Regulation No. 2819/2004, issued by ANMAT and including GMP, is the main rule that regulates the manufacture of pharmaceutical products. This Regulation was drafted in line with the Recommendations on Good Manufacturing Practices and Control issued in 2003, by the World Health Assembly and reports of the Pharmaceutical Inspection Corporation Scheme (PE 009–1) and International Conference on Harmonisation – Guide of GMP (Q7A).

For the purpose of verifying the compliance of GMP, ANMAT is empowered to supervise the manufacturing laboratory as well as the sites in which commercial companies and importers develop their business. ANMAT may carry out technical inspections that cover the functioning conditions and quality control used in such places. Additionally, the manufacturing sites should also be approved by the municipality in which they are located and specific approvals on certain aspects, such as disposal of residues and other environmental issues, also apply. Some of these approvals are incorporated at a municipal level.

x Advertising and promotion

Section 19 of Law No. 16,463 prohibits any form of public announcement of products that require an authorised prescribed delivery. The Supreme Court of Justice has supported this rule in several judgments by stating that the mere release of prescription medicines to the public without professional control may endanger public health.

The Ministry of Health Resolution No. 627/2007 regulates permissible practices for the promotion of pharmaceutical products requiring a medical prescription. Importantly, the resolution forbids pharmaceutical companies from, directly or indirectly, granting, offering or promising healthcare professionals (HCPs) any kind of incentive, such as bonuses or financial perks.

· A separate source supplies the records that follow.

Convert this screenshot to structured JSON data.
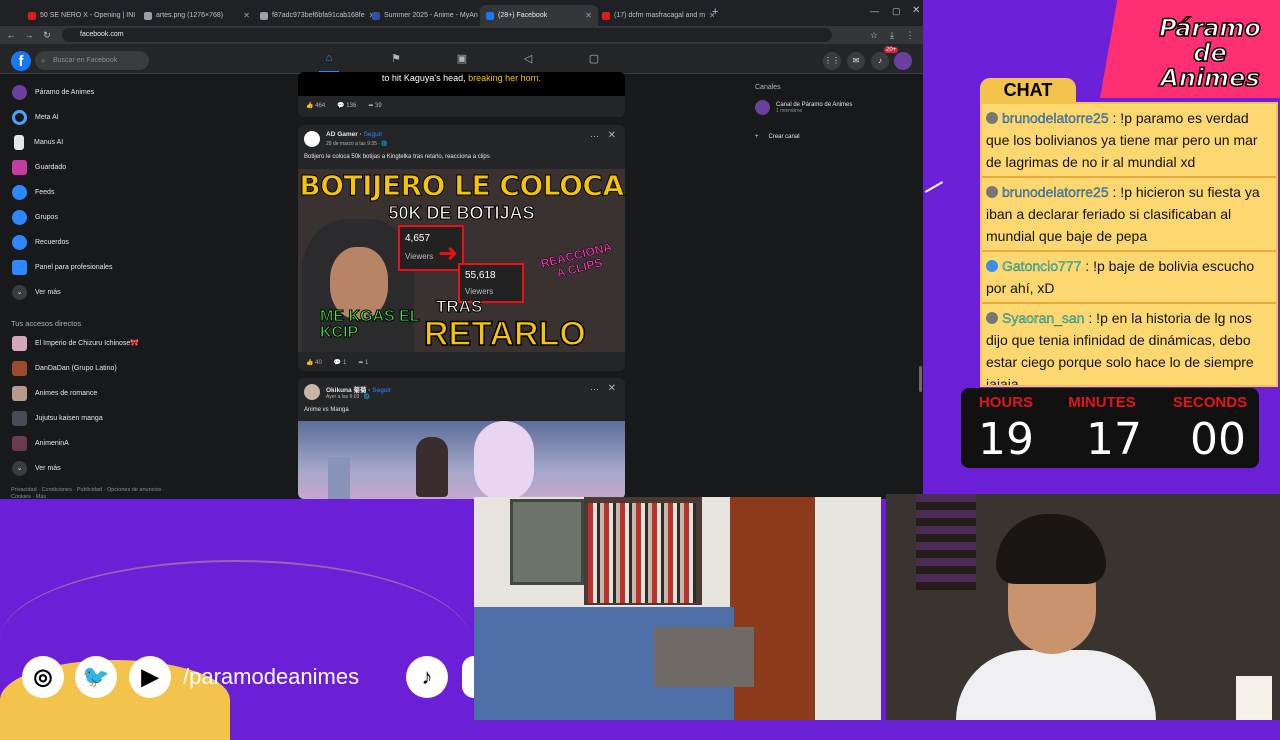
{
  "browser": {
    "tabs": [
      {
        "label": "50 SE NERO X - Opening | INI",
        "color": "#e11a1a",
        "active": false
      },
      {
        "label": "artes.png (1276×768)",
        "color": "#9aa0a6",
        "active": false
      },
      {
        "label": "f87adc973bef6bfa91cab168fe",
        "color": "#9aa0a6",
        "active": false
      },
      {
        "label": "Summer 2025 - Anime - MyAn",
        "color": "#2e51a2",
        "active": false
      },
      {
        "label": "(28+) Facebook",
        "color": "#1877f2",
        "active": true
      },
      {
        "label": "(17) dcfm masfracagal and m",
        "color": "#e11a1a",
        "active": false
      }
    ],
    "url": "facebook.com"
  },
  "fb": {
    "search_placeholder": "Buscar en Facebook",
    "notif_badge": "20+",
    "left_items": [
      "Páramo de Animes",
      "Meta AI",
      "Manus AI",
      "Guardado",
      "Feeds",
      "Grupos",
      "Recuerdos",
      "Panel para profesionales",
      "Ver más"
    ],
    "shortcuts_header": "Tus accesos directos",
    "shortcuts": [
      "El Imperio de Chizuru Ichinose🎀",
      "DanDaDan (Grupo Latino)",
      "Animes de romance",
      "Jujutsu kaisen manga",
      "AnimeninA",
      "Ver más"
    ],
    "footer": "Privacidad · Condiciones · Publicidad · Opciones de anuncios · Cookies · Más"
  },
  "post0": {
    "caption_a": "to hit Kaguya's head,",
    "caption_b": "breaking her horn.",
    "likes": "464",
    "comments": "136",
    "shares": "39"
  },
  "post1": {
    "author": "AD Gamer",
    "follow": "Seguir",
    "date": "29 de marzo a las 9:35 · 🌐",
    "text": "Botijero le coloca 50k botijas a Kingtelka tras retarlo, reacciona a clips",
    "thumb": {
      "line1": "BOTIJERO LE COLOCA",
      "line2": "50K DE BOTIJAS",
      "stat1_num": "4,657",
      "stat1_label": "Viewers",
      "stat2_num": "55,618",
      "stat2_label": "Viewers",
      "reacciona": "REACCIONA A CLIPS",
      "mekgas": "ME KGAS EL KCIP",
      "tras": "TRAS",
      "retarlo": "RETARLO"
    },
    "likes": "40",
    "comments": "1",
    "shares": "1"
  },
  "post2": {
    "author": "Okikuna 菊菊",
    "follow": "Seguir",
    "date": "Ayer a las 9:03 · 🌐",
    "text": "Anime vs Manga"
  },
  "right": {
    "channels_header": "Canales",
    "channel_name": "Canal de Páramo de Animes",
    "channel_members": "1 miembros",
    "create": "Crear canal"
  },
  "stream": {
    "brand": "Páramo de Animes",
    "chat_label": "CHAT",
    "chat": [
      {
        "user": "brunodelatorre25",
        "text": ": !p paramo es verdad que los bolivianos ya tiene mar pero un mar de lagrimas de no ir al mundial xd",
        "color": "#3b8ee6"
      },
      {
        "user": "brunodelatorre25",
        "text": ": !p hicieron su fiesta ya iban a declarar feriado si clasificaban al mundial que baje de pepa",
        "color": "#3b8ee6"
      },
      {
        "user": "Gatoncio777",
        "text": ": !p baje de bolivia escucho por ahí, xD",
        "color": "#35d7d2"
      },
      {
        "user": "Syaoran_san",
        "text": ": !p en la historia de lg nos dijo que tenia infinidad de dinámicas, debo estar ciego porque solo hace lo de siempre jajaja",
        "color": "#35d7d2"
      }
    ],
    "timer": {
      "hours_label": "HOURS",
      "minutes_label": "MINUTES",
      "seconds_label": "SECONDS",
      "hours": "19",
      "minutes": "17",
      "seconds": "00"
    },
    "handle": "/paramodeanimes"
  }
}
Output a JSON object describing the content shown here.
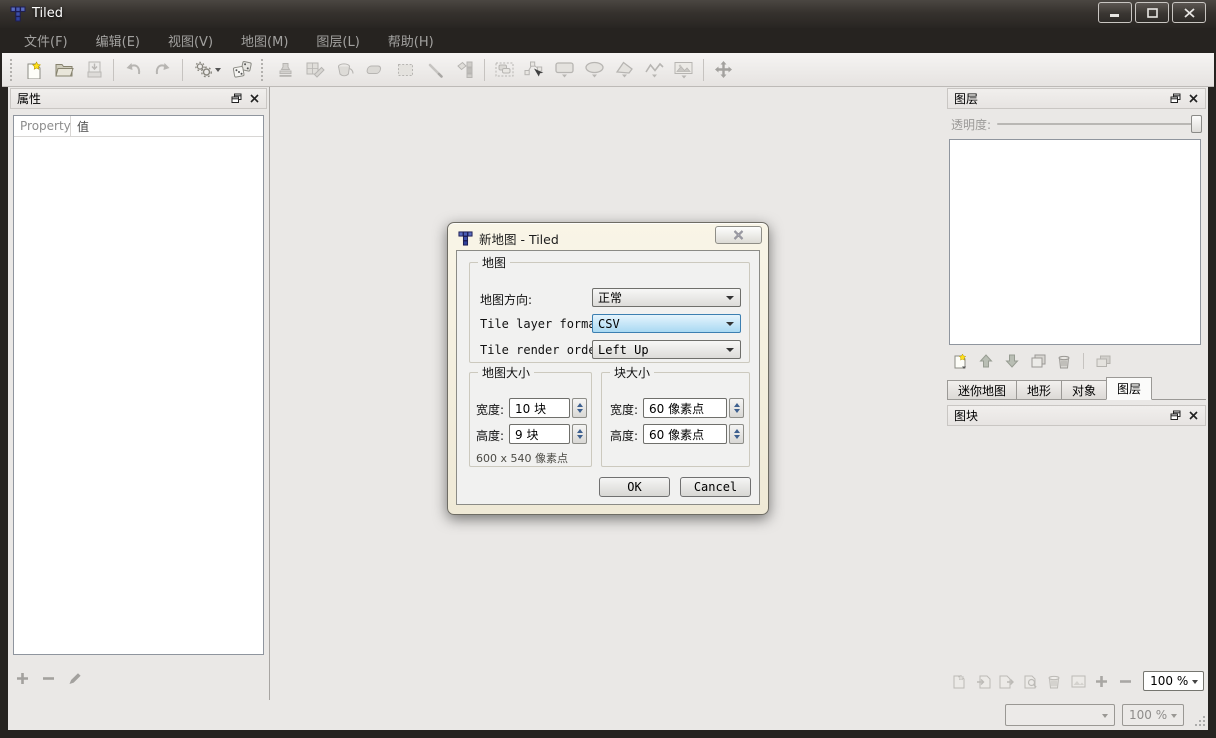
{
  "window": {
    "title": "Tiled"
  },
  "titlebar": {
    "buttons": [
      "minimize",
      "maximize",
      "close"
    ]
  },
  "menu": {
    "items": [
      "文件(F)",
      "编辑(E)",
      "视图(V)",
      "地图(M)",
      "图层(L)",
      "帮助(H)"
    ]
  },
  "toolbar": {
    "icons": [
      "new-map",
      "open-file",
      "save-file",
      "undo",
      "redo",
      "execute-commands",
      "random-mode",
      "stamp-brush",
      "terrain-brush",
      "bucket-fill",
      "eraser",
      "rectangular-select",
      "magic-wand",
      "select-same-tile",
      "select-objects",
      "edit-polygons",
      "insert-rectangle",
      "insert-ellipse",
      "insert-polygon",
      "insert-polyline",
      "insert-tile",
      "pan-tool"
    ]
  },
  "properties_panel": {
    "title": "属性",
    "col_property": "Property",
    "col_value": "值",
    "footer_icons": [
      "add-property",
      "remove-property",
      "edit-property"
    ]
  },
  "layers_panel": {
    "title": "图层",
    "opacity_label": "透明度:",
    "toolbar_icons": [
      "new-layer",
      "raise-layer",
      "lower-layer",
      "duplicate-layer",
      "delete-layer",
      "highlight-layer"
    ],
    "tabs": [
      "迷你地图",
      "地形",
      "对象",
      "图层"
    ],
    "active_tab": "图层"
  },
  "tilesets_panel": {
    "title": "图块",
    "toolbar_icons": [
      "new-tileset",
      "import-tileset",
      "export-tileset",
      "tileset-properties",
      "delete-tileset",
      "edit-tileset",
      "zoom-in",
      "zoom-out"
    ],
    "zoom_value": "100 %"
  },
  "statusbar": {
    "layer_combo_value": "",
    "zoom_value": "100 %"
  },
  "dialog": {
    "title": "新地图 - Tiled",
    "map_group": {
      "label": "地图",
      "orientation_label": "地图方向:",
      "orientation_value": "正常",
      "layer_format_label": "Tile layer format:",
      "layer_format_value": "CSV",
      "render_order_label": "Tile render order:",
      "render_order_value": "Left Up"
    },
    "map_size_group": {
      "label": "地图大小",
      "width_label": "宽度:",
      "width_value": "10 块",
      "height_label": "高度:",
      "height_value": "9 块",
      "pixel_note": "600 x 540 像素点"
    },
    "tile_size_group": {
      "label": "块大小",
      "width_label": "宽度:",
      "width_value": "60 像素点",
      "height_label": "高度:",
      "height_value": "60 像素点"
    },
    "buttons": {
      "ok": "OK",
      "cancel": "Cancel"
    }
  },
  "colors": {
    "focus_border": "#3c7fb1",
    "focus_fill": "#a9d9f2",
    "frame_dark": "#262320",
    "accent_star": "#ffe11a"
  }
}
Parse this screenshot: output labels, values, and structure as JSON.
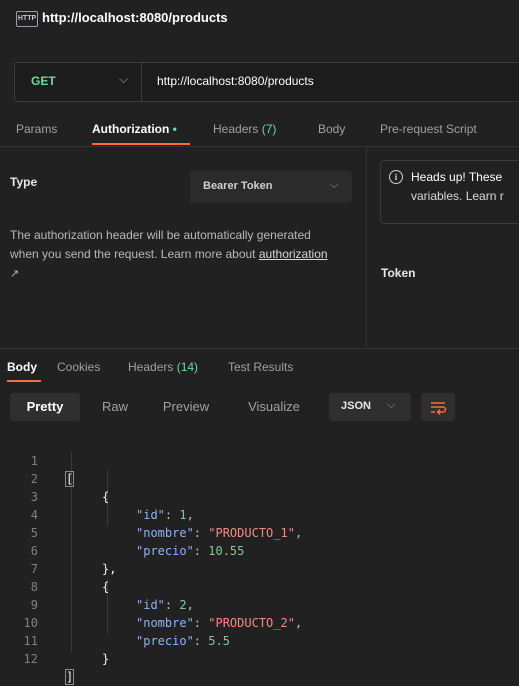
{
  "titlebar": {
    "icon_label": "HTTP",
    "title": "http://localhost:8080/products"
  },
  "request": {
    "method": "GET",
    "url": "http://localhost:8080/products"
  },
  "request_tabs": [
    {
      "label": "Params"
    },
    {
      "label": "Authorization",
      "indicator": "•"
    },
    {
      "label": "Headers",
      "count": "(7)"
    },
    {
      "label": "Body"
    },
    {
      "label": "Pre-request Script"
    }
  ],
  "auth": {
    "type_label": "Type",
    "type_value": "Bearer Token",
    "description": "The authorization header will be automatically generated when you send the request. Learn more about ",
    "link": "authorization",
    "link_arrow": "↗",
    "notice_line1": "Heads up! These",
    "notice_line2": "variables. Learn r",
    "token_label": "Token"
  },
  "response_tabs": [
    {
      "label": "Body"
    },
    {
      "label": "Cookies"
    },
    {
      "label": "Headers",
      "count": "(14)"
    },
    {
      "label": "Test Results"
    }
  ],
  "view_tabs": [
    "Pretty",
    "Raw",
    "Preview",
    "Visualize"
  ],
  "format": "JSON",
  "code_lines": [
    {
      "n": "1"
    },
    {
      "n": "2"
    },
    {
      "n": "3"
    },
    {
      "n": "4"
    },
    {
      "n": "5"
    },
    {
      "n": "6"
    },
    {
      "n": "7"
    },
    {
      "n": "8"
    },
    {
      "n": "9"
    },
    {
      "n": "10"
    },
    {
      "n": "11"
    },
    {
      "n": "12"
    }
  ],
  "json": {
    "open_array": "[",
    "close_array": "]",
    "open_obj": "{",
    "close_obj_comma": "},",
    "close_obj": "}",
    "key_id": "\"id\"",
    "key_nombre": "\"nombre\"",
    "key_precio": "\"precio\"",
    "colon": ": ",
    "comma": ",",
    "items": [
      {
        "id": "1",
        "nombre": "\"PRODUCTO_1\"",
        "precio": "10.55"
      },
      {
        "id": "2",
        "nombre": "\"PRODUCTO_2\"",
        "precio": "5.5"
      }
    ]
  },
  "colors": {
    "accent": "#ff6c37",
    "method": "#6bdd9a",
    "key": "#8ab4f8",
    "string": "#f28b82",
    "number": "#81c995"
  }
}
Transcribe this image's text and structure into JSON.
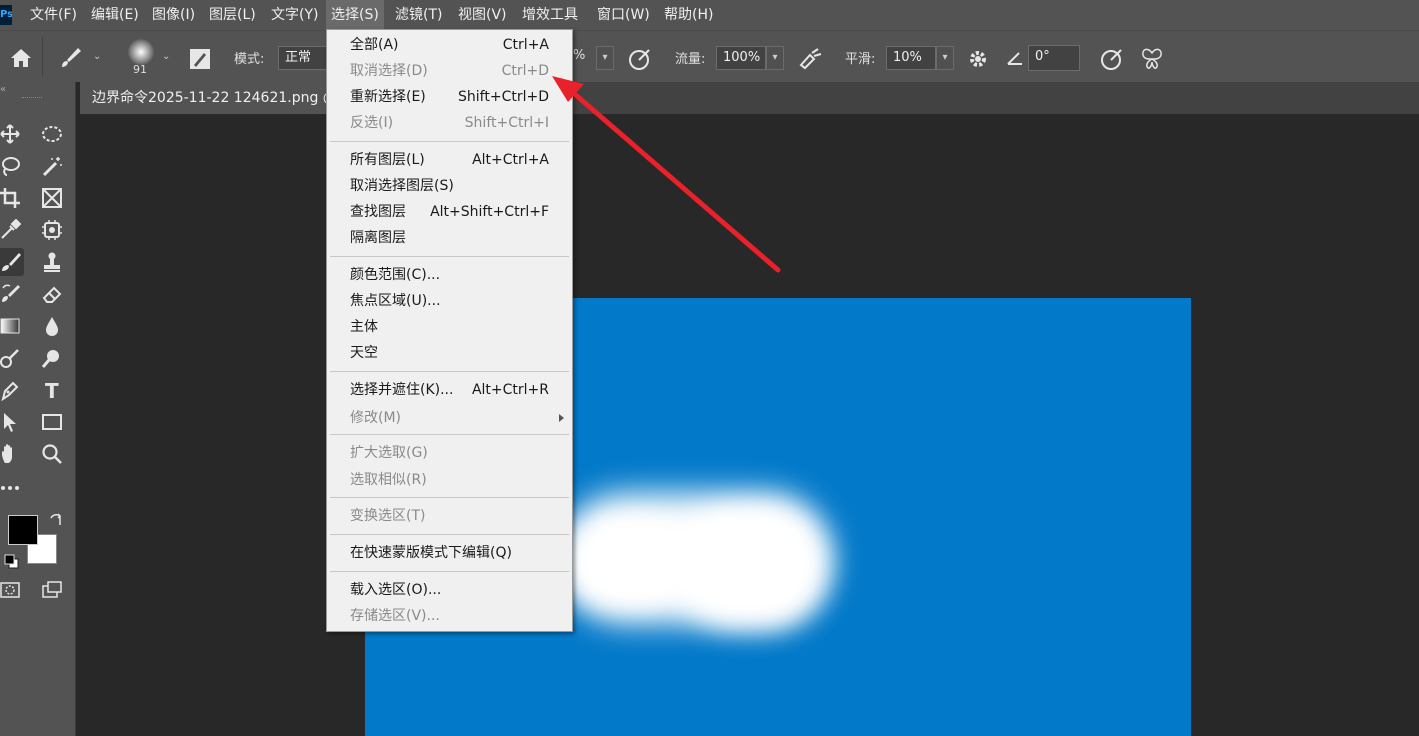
{
  "app": {
    "logo": "Ps"
  },
  "menubar": {
    "items": [
      "文件(F)",
      "编辑(E)",
      "图像(I)",
      "图层(L)",
      "文字(Y)",
      "选择(S)",
      "滤镜(T)",
      "视图(V)",
      "增效工具",
      "窗口(W)",
      "帮助(H)"
    ],
    "active_index": 5
  },
  "options": {
    "brush_size": "91",
    "mode_label": "模式:",
    "mode_value": "正常",
    "opacity_suffix": "%",
    "flow_label": "流量:",
    "flow_value": "100%",
    "smooth_label": "平滑:",
    "smooth_value": "10%",
    "angle_value": "0°"
  },
  "document": {
    "tab_title": "边界命令2025-11-22 124621.png @"
  },
  "select_menu": {
    "groups": [
      [
        {
          "label": "全部(A)",
          "shortcut": "Ctrl+A",
          "disabled": false
        },
        {
          "label": "取消选择(D)",
          "shortcut": "Ctrl+D",
          "disabled": true
        },
        {
          "label": "重新选择(E)",
          "shortcut": "Shift+Ctrl+D",
          "disabled": false
        },
        {
          "label": "反选(I)",
          "shortcut": "Shift+Ctrl+I",
          "disabled": true
        }
      ],
      [
        {
          "label": "所有图层(L)",
          "shortcut": "Alt+Ctrl+A",
          "disabled": false
        },
        {
          "label": "取消选择图层(S)",
          "shortcut": "",
          "disabled": false
        },
        {
          "label": "查找图层",
          "shortcut": "Alt+Shift+Ctrl+F",
          "disabled": false
        },
        {
          "label": "隔离图层",
          "shortcut": "",
          "disabled": false
        }
      ],
      [
        {
          "label": "颜色范围(C)...",
          "shortcut": "",
          "disabled": false
        },
        {
          "label": "焦点区域(U)...",
          "shortcut": "",
          "disabled": false
        },
        {
          "label": "主体",
          "shortcut": "",
          "disabled": false
        },
        {
          "label": "天空",
          "shortcut": "",
          "disabled": false
        }
      ],
      [
        {
          "label": "选择并遮住(K)...",
          "shortcut": "Alt+Ctrl+R",
          "disabled": false
        },
        {
          "label": "修改(M)",
          "shortcut": "",
          "disabled": true,
          "submenu": true
        }
      ],
      [
        {
          "label": "扩大选取(G)",
          "shortcut": "",
          "disabled": true
        },
        {
          "label": "选取相似(R)",
          "shortcut": "",
          "disabled": true
        }
      ],
      [
        {
          "label": "变换选区(T)",
          "shortcut": "",
          "disabled": true
        }
      ],
      [
        {
          "label": "在快速蒙版模式下编辑(Q)",
          "shortcut": "",
          "disabled": false
        }
      ],
      [
        {
          "label": "载入选区(O)...",
          "shortcut": "",
          "disabled": false
        },
        {
          "label": "存储选区(V)...",
          "shortcut": "",
          "disabled": true
        }
      ]
    ]
  },
  "colors": {
    "canvas_blue": "#0279c9",
    "annotation_red": "#e8212b"
  },
  "toolbar": {
    "tools": [
      "move-tool-icon",
      "elliptical-marquee-icon",
      "lasso-icon",
      "magic-wand-icon",
      "crop-icon",
      "frame-icon",
      "eyedropper-icon",
      "healing-brush-icon",
      "brush-icon",
      "clone-stamp-icon",
      "history-brush-icon",
      "eraser-icon",
      "gradient-icon",
      "blur-icon",
      "dodge-icon",
      "zoom-lens-icon",
      "pen-icon",
      "type-icon",
      "path-select-icon",
      "rectangle-icon",
      "hand-icon",
      "zoom-icon"
    ],
    "type_glyph": "T"
  }
}
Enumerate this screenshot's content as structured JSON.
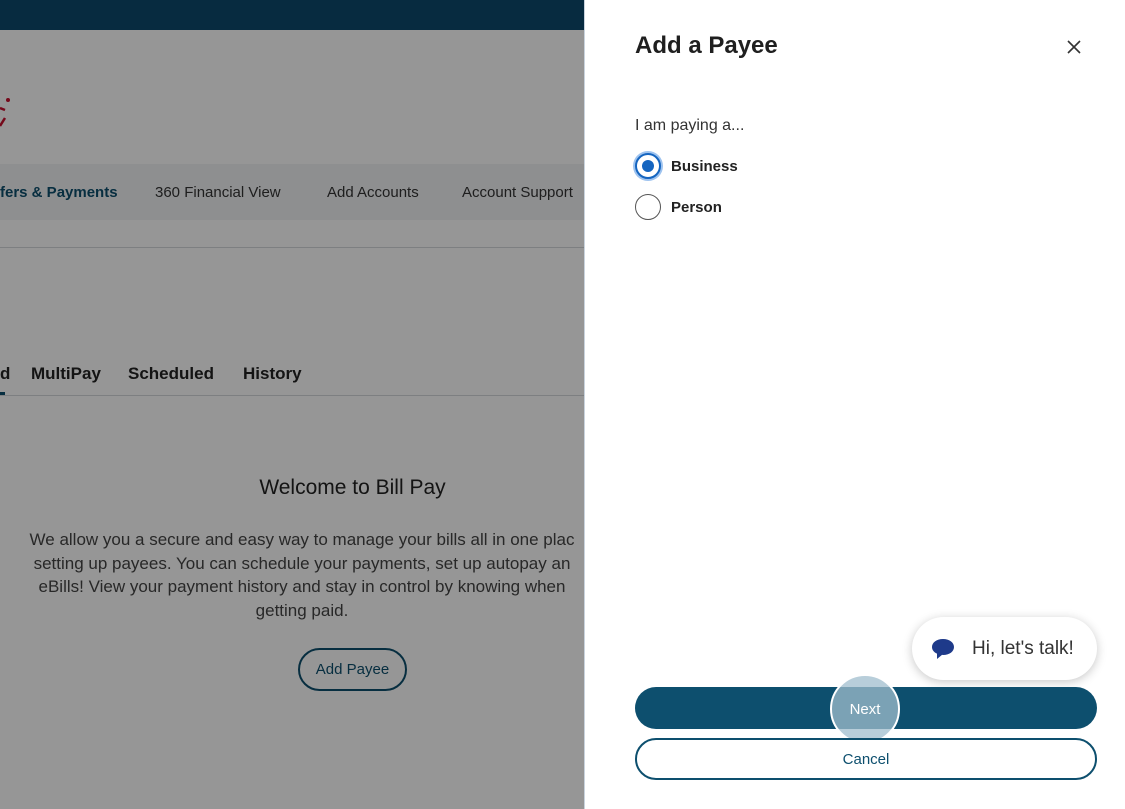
{
  "background": {
    "nav": {
      "items": [
        {
          "label": "fers & Payments",
          "active": true
        },
        {
          "label": "360 Financial View"
        },
        {
          "label": "Add Accounts"
        },
        {
          "label": "Account Support"
        }
      ]
    },
    "tabs": [
      {
        "label": "d"
      },
      {
        "label": "MultiPay"
      },
      {
        "label": "Scheduled"
      },
      {
        "label": "History"
      }
    ],
    "welcome": {
      "title": "Welcome to Bill Pay",
      "text": "We allow you a secure and easy way to manage your bills all in one plac\nsetting up payees. You can schedule your payments, set up autopay an\neBills! View your payment history and stay in control by knowing when\ngetting paid.",
      "add_payee_label": "Add Payee"
    }
  },
  "drawer": {
    "title": "Add a Payee",
    "close_icon": "close-icon",
    "question": "I am paying a...",
    "options": [
      {
        "label": "Business",
        "selected": true
      },
      {
        "label": "Person",
        "selected": false
      }
    ],
    "chat": {
      "label": "Hi, let's talk!",
      "icon": "chat-bubble-icon"
    },
    "next_label": "Next",
    "cancel_label": "Cancel"
  },
  "colors": {
    "brand": "#0d4f6e",
    "topbar": "#0c4a6e",
    "radio_selected": "#1565c0",
    "logo_red": "#c8102e"
  }
}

The promotion of medicinal products can only be addressed to practitioners authorised to prescribe or deliver medicines. The promotion should provide sufficient information, both technical and scientific, to allow practitioners to learn about therapeutic properties of the product. Promotion should be accompanied by informational material supporting the specification data of the approved product. Information should include the generic name and trade name of the pharmaceutical product and its quantitative and qualitative composition, form, counter-indications, adverse effects, warnings and doses. The only possibility of mentioning non-approved medicinal products is in the frame of specific congresses addressed to medical practitioners, and even in this case products should be identified by their active principle denomination, not being allowed to use the commercial brand.

Only the holder of a marketing authorisation may promote a product. While the holder of a marketing authorisation may entrust promotion to a third party, it maintains responsibility for all promotional communications and materials. The holder of the marketing authorisation must ensure that its agents or visiting practitioners receive the necessary guidance and comply with the requirements of Resolution No. 627/2007.

The aforementioned regime for promotion does not apply to OTC products or medical devices. Subject to control, advertising of OTC products is permitted. The advertising of OTC products should act as an incentive to use the products. The inclusion of a disclaimer recommending a consultation with a physician is mandatory.

xi Distributors and wholesalers

The work of distributors and wholesalers is also under the supervision of ANMAT. Two clear distinctive functions are differentiated: one is the physical storage and distribution of the products, and the other relates to the collection of purchase orders and invoicing of the products. Storage facilities are subject to the approval and control of ANMAT.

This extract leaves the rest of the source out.